Many business owners seem to have an inaccurate grasp of what it means to acquire trademark rights in a word, phrase, logo or other item capable of serving as a trademark. Usually in the context of a discussion of filing an application to register a trademark with the U.S. Patent & Trademark Office, many practitioners often hear (and some, unfortunately, often say) some derivation of: “It is time to trademark that slogan.” This inaccurately conveys the sense that all trademark rights in that slogan depend on registration with the USPTO. Not so.

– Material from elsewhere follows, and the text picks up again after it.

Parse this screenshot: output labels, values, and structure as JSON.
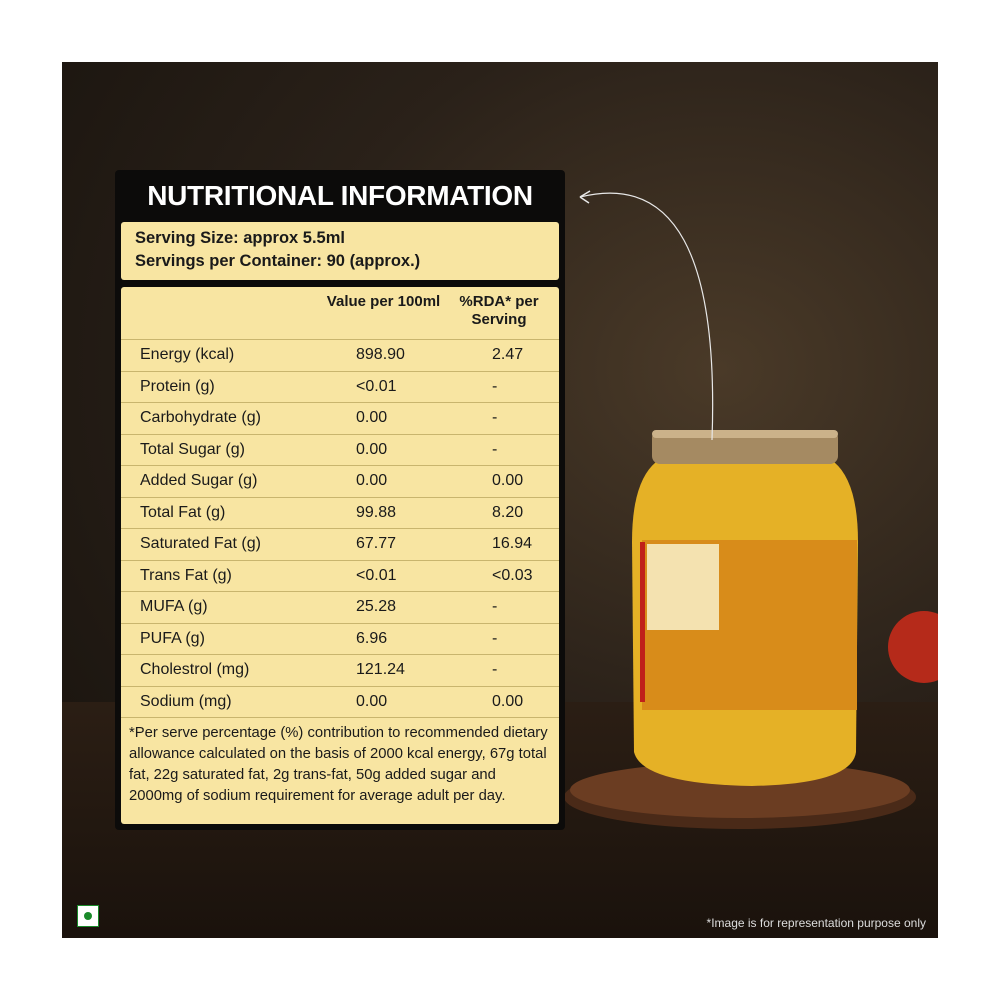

It is critical for businesses to remember that, in most cases, they acquire meaningful rights in trademarks as soon as they apply the marks to their goods or use them in connection with their services in commerce. The principal exception to that rule is when other persons or businesses started using the same marks first (or marks that are confusingly similar to them) and, therefore, can claim priority. It is for that reason that it always makes sense to ask an attorney to run or order a trademark screening search – including U.S. federal, state and international registrations as well as common-law sources like business filings and web searches – to determine whether and the extent to which a proposed mark may already be used in commerce.
Registration is an important step for helping to ensure that trademark rights, once vested through first use, are protectable in court. However, registration is not necessary in order to create an ownership right in those marks, and businesses actually may risk losing rights if they assume – incorrectly – they are without remedy for the infringement of an unregistered mark.